One of my all-time favourite essays (and another frequently assigned reading in my courses), is “Being Prey,” by the eco-feminist Val Plumwood. In it, she narrates a harrowing real-life, near-death encounter with a crocodile while canoeing solo in northern Australia. As the crocodile plunges Plumwood underwater in a terrifying series of “death rolls”, she confronts “a world no longer my own”, one in which she is prey; she experiences “a shocking reduction, from a complex human being to a mere piece of meat.” This flips the usual script.

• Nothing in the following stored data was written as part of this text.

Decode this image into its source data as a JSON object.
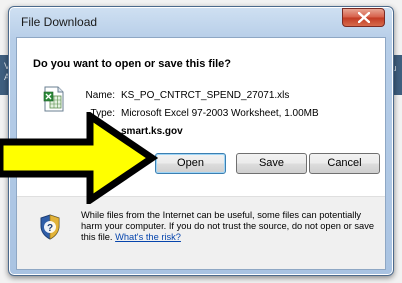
{
  "background": {
    "left_strip_text": "V\nA",
    "right_strip_text": "tu"
  },
  "window": {
    "title": "File Download",
    "question": "Do you want to open or save this file?",
    "file": {
      "name_label": "Name:",
      "name_value": "KS_PO_CNTRCT_SPEND_27071.xls",
      "type_label": "Type:",
      "type_value": "Microsoft Excel 97-2003 Worksheet, 1.00MB",
      "from_label": "om:",
      "from_value": "smart.ks.gov"
    },
    "buttons": {
      "open": "Open",
      "save": "Save",
      "cancel": "Cancel"
    },
    "warning": {
      "text": "While files from the Internet can be useful, some files can potentially harm your computer. If you do not trust the source, do not open or save this file.",
      "link": "What's the risk?"
    }
  },
  "colors": {
    "title_bar": "#b7cee8",
    "close_button": "#c23b24",
    "arrow_fill": "#ffff00",
    "arrow_outline": "#000000",
    "link": "#0645ad"
  },
  "icons": {
    "file": "excel-file-icon",
    "shield": "security-shield-icon",
    "close": "close-icon",
    "pointer": "yellow-arrow-icon"
  }
}
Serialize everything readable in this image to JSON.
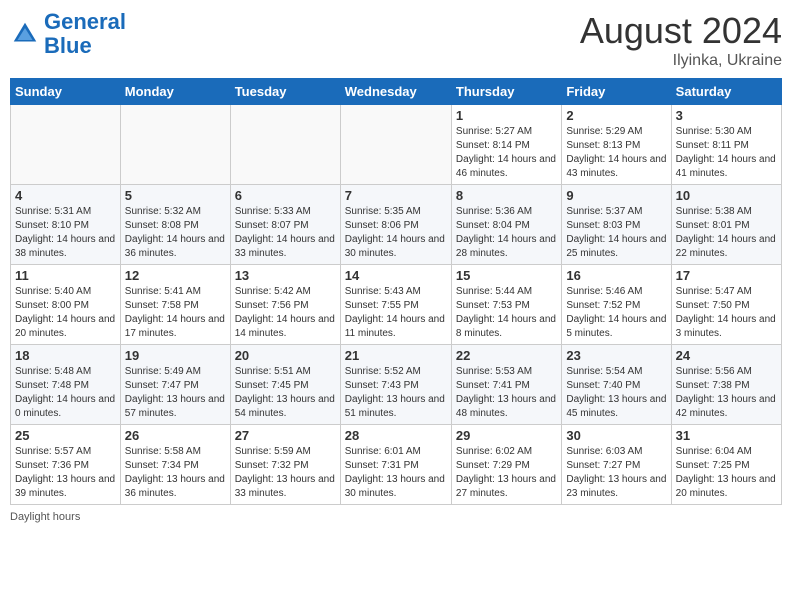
{
  "header": {
    "logo_line1": "General",
    "logo_line2": "Blue",
    "month": "August 2024",
    "location": "Ilyinka, Ukraine"
  },
  "weekdays": [
    "Sunday",
    "Monday",
    "Tuesday",
    "Wednesday",
    "Thursday",
    "Friday",
    "Saturday"
  ],
  "weeks": [
    [
      {
        "day": "",
        "sunrise": "",
        "sunset": "",
        "daylight": ""
      },
      {
        "day": "",
        "sunrise": "",
        "sunset": "",
        "daylight": ""
      },
      {
        "day": "",
        "sunrise": "",
        "sunset": "",
        "daylight": ""
      },
      {
        "day": "",
        "sunrise": "",
        "sunset": "",
        "daylight": ""
      },
      {
        "day": "1",
        "sunrise": "Sunrise: 5:27 AM",
        "sunset": "Sunset: 8:14 PM",
        "daylight": "Daylight: 14 hours and 46 minutes."
      },
      {
        "day": "2",
        "sunrise": "Sunrise: 5:29 AM",
        "sunset": "Sunset: 8:13 PM",
        "daylight": "Daylight: 14 hours and 43 minutes."
      },
      {
        "day": "3",
        "sunrise": "Sunrise: 5:30 AM",
        "sunset": "Sunset: 8:11 PM",
        "daylight": "Daylight: 14 hours and 41 minutes."
      }
    ],
    [
      {
        "day": "4",
        "sunrise": "Sunrise: 5:31 AM",
        "sunset": "Sunset: 8:10 PM",
        "daylight": "Daylight: 14 hours and 38 minutes."
      },
      {
        "day": "5",
        "sunrise": "Sunrise: 5:32 AM",
        "sunset": "Sunset: 8:08 PM",
        "daylight": "Daylight: 14 hours and 36 minutes."
      },
      {
        "day": "6",
        "sunrise": "Sunrise: 5:33 AM",
        "sunset": "Sunset: 8:07 PM",
        "daylight": "Daylight: 14 hours and 33 minutes."
      },
      {
        "day": "7",
        "sunrise": "Sunrise: 5:35 AM",
        "sunset": "Sunset: 8:06 PM",
        "daylight": "Daylight: 14 hours and 30 minutes."
      },
      {
        "day": "8",
        "sunrise": "Sunrise: 5:36 AM",
        "sunset": "Sunset: 8:04 PM",
        "daylight": "Daylight: 14 hours and 28 minutes."
      },
      {
        "day": "9",
        "sunrise": "Sunrise: 5:37 AM",
        "sunset": "Sunset: 8:03 PM",
        "daylight": "Daylight: 14 hours and 25 minutes."
      },
      {
        "day": "10",
        "sunrise": "Sunrise: 5:38 AM",
        "sunset": "Sunset: 8:01 PM",
        "daylight": "Daylight: 14 hours and 22 minutes."
      }
    ],
    [
      {
        "day": "11",
        "sunrise": "Sunrise: 5:40 AM",
        "sunset": "Sunset: 8:00 PM",
        "daylight": "Daylight: 14 hours and 20 minutes."
      },
      {
        "day": "12",
        "sunrise": "Sunrise: 5:41 AM",
        "sunset": "Sunset: 7:58 PM",
        "daylight": "Daylight: 14 hours and 17 minutes."
      },
      {
        "day": "13",
        "sunrise": "Sunrise: 5:42 AM",
        "sunset": "Sunset: 7:56 PM",
        "daylight": "Daylight: 14 hours and 14 minutes."
      },
      {
        "day": "14",
        "sunrise": "Sunrise: 5:43 AM",
        "sunset": "Sunset: 7:55 PM",
        "daylight": "Daylight: 14 hours and 11 minutes."
      },
      {
        "day": "15",
        "sunrise": "Sunrise: 5:44 AM",
        "sunset": "Sunset: 7:53 PM",
        "daylight": "Daylight: 14 hours and 8 minutes."
      },
      {
        "day": "16",
        "sunrise": "Sunrise: 5:46 AM",
        "sunset": "Sunset: 7:52 PM",
        "daylight": "Daylight: 14 hours and 5 minutes."
      },
      {
        "day": "17",
        "sunrise": "Sunrise: 5:47 AM",
        "sunset": "Sunset: 7:50 PM",
        "daylight": "Daylight: 14 hours and 3 minutes."
      }
    ],
    [
      {
        "day": "18",
        "sunrise": "Sunrise: 5:48 AM",
        "sunset": "Sunset: 7:48 PM",
        "daylight": "Daylight: 14 hours and 0 minutes."
      },
      {
        "day": "19",
        "sunrise": "Sunrise: 5:49 AM",
        "sunset": "Sunset: 7:47 PM",
        "daylight": "Daylight: 13 hours and 57 minutes."
      },
      {
        "day": "20",
        "sunrise": "Sunrise: 5:51 AM",
        "sunset": "Sunset: 7:45 PM",
        "daylight": "Daylight: 13 hours and 54 minutes."
      },
      {
        "day": "21",
        "sunrise": "Sunrise: 5:52 AM",
        "sunset": "Sunset: 7:43 PM",
        "daylight": "Daylight: 13 hours and 51 minutes."
      },
      {
        "day": "22",
        "sunrise": "Sunrise: 5:53 AM",
        "sunset": "Sunset: 7:41 PM",
        "daylight": "Daylight: 13 hours and 48 minutes."
      },
      {
        "day": "23",
        "sunrise": "Sunrise: 5:54 AM",
        "sunset": "Sunset: 7:40 PM",
        "daylight": "Daylight: 13 hours and 45 minutes."
      },
      {
        "day": "24",
        "sunrise": "Sunrise: 5:56 AM",
        "sunset": "Sunset: 7:38 PM",
        "daylight": "Daylight: 13 hours and 42 minutes."
      }
    ],
    [
      {
        "day": "25",
        "sunrise": "Sunrise: 5:57 AM",
        "sunset": "Sunset: 7:36 PM",
        "daylight": "Daylight: 13 hours and 39 minutes."
      },
      {
        "day": "26",
        "sunrise": "Sunrise: 5:58 AM",
        "sunset": "Sunset: 7:34 PM",
        "daylight": "Daylight: 13 hours and 36 minutes."
      },
      {
        "day": "27",
        "sunrise": "Sunrise: 5:59 AM",
        "sunset": "Sunset: 7:32 PM",
        "daylight": "Daylight: 13 hours and 33 minutes."
      },
      {
        "day": "28",
        "sunrise": "Sunrise: 6:01 AM",
        "sunset": "Sunset: 7:31 PM",
        "daylight": "Daylight: 13 hours and 30 minutes."
      },
      {
        "day": "29",
        "sunrise": "Sunrise: 6:02 AM",
        "sunset": "Sunset: 7:29 PM",
        "daylight": "Daylight: 13 hours and 27 minutes."
      },
      {
        "day": "30",
        "sunrise": "Sunrise: 6:03 AM",
        "sunset": "Sunset: 7:27 PM",
        "daylight": "Daylight: 13 hours and 23 minutes."
      },
      {
        "day": "31",
        "sunrise": "Sunrise: 6:04 AM",
        "sunset": "Sunset: 7:25 PM",
        "daylight": "Daylight: 13 hours and 20 minutes."
      }
    ]
  ],
  "footer": {
    "daylight_label": "Daylight hours"
  }
}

Most of us act, Plumwood says, “as if we live in a separate realm of culture in which we are never food, while other animals inhabit a different world of nature in which they are no more than food, and their lives can be utterly distorted in the service of this end.” This encounter might have prompted Plumwood to let go of the idea she repeated during her attack – “I am more than just food!” – and arrive at a place where all of us, human and not, are just food. But instead, she says: “reflection has persuaded me that not just humans but any creature can make the same claim to be more than just food. We are edible, but we are also much more than edible.” I wonder if the recognition of being edible is somewhat akin to the recognition of shared vulnerability that many animal studies scholars are advocating. If so – and I hope I’m not stretching Plumwood too far here – we might say orangutans, crocodiles, cows, rhinos and other life forms are, like humans, vulnerable but also more than just vulnerable; they are complex beings who deserve good deaths and lives worth living.